The 4-H Lego Club made its debut at the Church of the Holy Spirit July 2, as 15 children flocked to the Gould Street building to create their own masterpieces with the blocks. Beyond the fun that comes with the toys, the club also hopes to promote socialization and creative thinking among its participants, according to coordinator Chrystine Gaffney.
After seeing similar programs at nearby schools and at an Earth Day Fair in Roseland, Gaffney said she wondered why there weren't any that ran through the summer. With the help of the Essex County 4-H youth-development division, the Verona resident decided to bring the initiative to the community.
"I wanted to have it every week because it's a premade party every Wednesday, which is like the slowest day," Gaffney said.
Every Wednesday at 3:30 p.m. through August, youth members ages 3 to 12 will meet at the church with different themes and challenges.
After the first experience with Legos in the inaugural meeting, Gaffney sat in a circle with the children and asked what creations they would like to make in the future. Going forward, the coordinator said she plans to take the ideas and use them as part of a special lottery to determine which one will be selected for each meeting, such as creating a Lego city or large towers.
Another activity will include children taking a cup to scoop out some Legos at random, and then creating whatever they can with the pieces they grabbed, Gaffney said.
Rob Lyons brought two of his children to the club's first meeting. He thought they liked it.
"It's a fun adventure and they enjoyed themselves," Lyons said. "Legos are amazing things; they teach [kids] to build things and think creatively, and the socialization is valuable as well. It's a nice little outing."
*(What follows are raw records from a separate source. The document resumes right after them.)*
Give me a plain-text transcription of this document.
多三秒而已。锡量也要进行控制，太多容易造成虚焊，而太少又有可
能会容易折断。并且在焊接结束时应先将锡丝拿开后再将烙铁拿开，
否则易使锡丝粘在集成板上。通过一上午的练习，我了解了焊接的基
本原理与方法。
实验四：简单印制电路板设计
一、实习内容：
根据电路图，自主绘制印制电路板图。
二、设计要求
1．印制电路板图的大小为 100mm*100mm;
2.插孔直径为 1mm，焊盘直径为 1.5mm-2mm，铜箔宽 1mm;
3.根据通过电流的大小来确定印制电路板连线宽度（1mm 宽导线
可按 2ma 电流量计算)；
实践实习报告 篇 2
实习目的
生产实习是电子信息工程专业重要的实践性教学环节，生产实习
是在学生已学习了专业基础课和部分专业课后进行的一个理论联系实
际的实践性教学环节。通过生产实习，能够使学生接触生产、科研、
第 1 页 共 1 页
Gaffney joined forces with Marissa Blodnik, who runs the Essex 4-H division, to lead the proceedings. On top of the building of Legos, Blodnik said having children speak publicly can help them going forward.
None of it could be possible without the people like Gaffney who help out though, Blodnik added.
"It's about being consistent so the parents feel it's quality programs and the kids are happy," she said. "Finding a good volunteer, it's invaluable."
Ryan Gray, 7, did not want to leave and wanted to bring his project home with him, his mother Lisa Gray said.
Gray said it was great for her two kids to meet some new friends, and that there were more people than she expected.